Atletico Madrid’s second-leg record should spark both fear and hope in Liverpool
Simeone's side are the kings of defending a first-leg lead but that may be changing

There are plenty of reasons for Liverpool to believe that they can turn their Champions League last-16 tie around tonight. Jurgen Klopp and his players only trail by a single goal. Scoring early – like against Barcelona in last year’s semi-final – would radically change the tie’s dynamic. And yes, on ‘great European nights’ like these, the noise, mystique and mythology of Anfield can cause any away team to collapse. The cliché is a cliché because it is true.
Atletico Madrid, however, have a certain mythology of their own. Of the 26 first-leg leads Diego Simeone’s side have established during his eight years in charge, they have defended 25 of them, progressing to the next round on all but one occasion. Spanning the Champions League, Europa League and domestic Copa del Rey, it is a remarkable statistic – perhaps the best at illustrating what a formidable opponent they are in any knock-out format – and it demonstrates the true scale of Liverpool’s task.
“We played against probably the world’s best at deep defending,” Klopp admitted on Tuesday afternoon, thinking back to the first leg. “Getting a 0-0 would have been a brilliant result but wouldn’t have made it easier because we still have to score. The challenge was always clear from the first moment, one of the biggest in football. They don’t go out with the white flag. We have to produce a performance on the pitch that has to be exceptional in all departments.”
When breaking down Simeone’s 26 attempts to defend a first-leg lead, patterns emerge. Liverpool, for example, will almost certainly see the majority of the ball. Atletico averaged around 45% possession in those 26 games, though that dropped to only 40% in the Champions League. For the 2016 semi-final away against a Pep Guardiola-managed Bayern Munich, they gave up three-quarters of the ball, lost 2-1 on the night and yet still progressed on away goals.

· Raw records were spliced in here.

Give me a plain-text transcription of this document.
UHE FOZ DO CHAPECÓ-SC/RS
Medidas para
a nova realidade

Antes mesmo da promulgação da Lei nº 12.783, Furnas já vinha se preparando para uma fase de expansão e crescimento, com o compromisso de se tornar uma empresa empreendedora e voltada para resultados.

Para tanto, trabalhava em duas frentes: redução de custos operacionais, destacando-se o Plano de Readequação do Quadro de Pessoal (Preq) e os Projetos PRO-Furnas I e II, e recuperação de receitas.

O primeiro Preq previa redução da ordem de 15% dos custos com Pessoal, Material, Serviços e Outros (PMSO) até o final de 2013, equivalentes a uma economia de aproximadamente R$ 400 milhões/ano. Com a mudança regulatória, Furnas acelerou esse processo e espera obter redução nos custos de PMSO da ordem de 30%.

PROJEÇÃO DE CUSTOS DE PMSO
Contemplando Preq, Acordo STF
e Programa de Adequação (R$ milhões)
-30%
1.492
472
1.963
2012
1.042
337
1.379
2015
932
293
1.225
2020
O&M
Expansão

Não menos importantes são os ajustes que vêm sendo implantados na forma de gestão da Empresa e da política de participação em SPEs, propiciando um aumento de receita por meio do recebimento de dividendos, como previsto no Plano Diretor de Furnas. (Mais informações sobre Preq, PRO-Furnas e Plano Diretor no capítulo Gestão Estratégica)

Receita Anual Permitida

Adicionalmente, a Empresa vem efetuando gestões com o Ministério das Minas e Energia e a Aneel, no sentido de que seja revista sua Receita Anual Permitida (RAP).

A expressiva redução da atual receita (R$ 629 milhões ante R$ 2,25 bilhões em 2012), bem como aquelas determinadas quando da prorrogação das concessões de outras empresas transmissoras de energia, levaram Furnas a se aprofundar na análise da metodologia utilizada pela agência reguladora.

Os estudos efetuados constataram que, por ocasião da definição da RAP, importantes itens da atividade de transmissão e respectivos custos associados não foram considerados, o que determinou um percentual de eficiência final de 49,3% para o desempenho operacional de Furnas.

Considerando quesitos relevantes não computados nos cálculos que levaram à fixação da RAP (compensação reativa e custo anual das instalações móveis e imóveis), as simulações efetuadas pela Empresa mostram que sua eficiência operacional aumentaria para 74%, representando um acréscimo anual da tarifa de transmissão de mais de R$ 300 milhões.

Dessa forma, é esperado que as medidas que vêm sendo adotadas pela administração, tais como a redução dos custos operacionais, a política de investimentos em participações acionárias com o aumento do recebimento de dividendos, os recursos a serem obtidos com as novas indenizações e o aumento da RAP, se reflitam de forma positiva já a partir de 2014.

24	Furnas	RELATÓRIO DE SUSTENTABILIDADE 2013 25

Atletico tend to be out-shot in these games too, with an average of nine attempts on goal compared to 10 attempts conceded. Again, this changes when only looking at Champions League ties, when Atletico typically have half as many shots as their opponents. None of this is particularly surprising. Simeone’s famed cholismo philosophy is conservative at the best of times. In these situations, when Atletico already have something to hold onto, it is about defending rather than extending a lead.
How is it, then, that Atletico often out-score their opponents too? Simeone won more than half of those 26 second legs, by an average scoreline of 2-1. Take European games alone and that record becomes seven wins in 12 while the average scoreline remains the same. Liverpool need to score two goals to progress inside 90 minutes tonight. Atletico have conceded two goals or more in only twice in those 12 European games, only failing to respond once.
Admittedly, those numbers take a significant hit when you raise the stakes and only consider Champions League games. Control for that and Simeone has won just one of the five second legs which he has started with a lead. But the point is not to win on the night. The point is to get the job done. The essence of cholismo is utilitarian. What matters is progressing to the next round and, by hook or by crook, Atletico usually do.
Usually, that is. Liverpool’s greatest hope of prising this tie knock-out tie out of Simeone’s hands may be hidden in that solitary occasion when Atletico surrendered. It was a year ago tomorrow, at the Allianz Stadium, when a 2-0 first-leg lead and a long-established reputation as the world’s finest practitioners of defensive football made Atletico comfortable favourites to progress past Juventus into the Champions League last eight and move within four games of a final at their own stadium.

And yet once Cristiano Ronaldo had scored first goal just before the half-hour mark, as he added a second shortly after the break, right up to his decisive third in the game’s dying embers, Atletico looked powerless to prevent their elimination. They leant back on their reputation for defending a lead and fell through the bar, then found themselves unable to respond to their gradual collapse by coming out and playing any other way. It was only the fourth time in Champions League history that a side had won a home first-leg 2-0 and yet failed to progress to the next round.
It was also the most recent of those 26 attempts at defending a first-leg lead, and that matters because this is not the same Atletico which won La Liga and reached two Champions League finals in the space of two years. There is no Antoine Griezmann anymore but – more importantly – none of that old core: no Gabi, no Juanfran and no Diego Godin either. Instead there is Joao Felix, Thomas Lemar, Alvaro Morata and Kieran Trippier to name but a few, all talented younger players but a different proposition.
There is still Simeone, at least. Three weeks ago at the Wanda Metropolitano, this new Atletico showed they can play like his one of old, revelling in their uncomplicated status as underdogs against arguably the best side on the continent. They now arrive at Anfield as marginal favourites to progress to the quarter-finals. That sense of expectation could be small enough not to matter, with Simeone’s conservative game plan ultimately coming good, or it could spark uncertainty among a much-changed group of players as it did at Juventus last year. Liverpool must hope for the latter.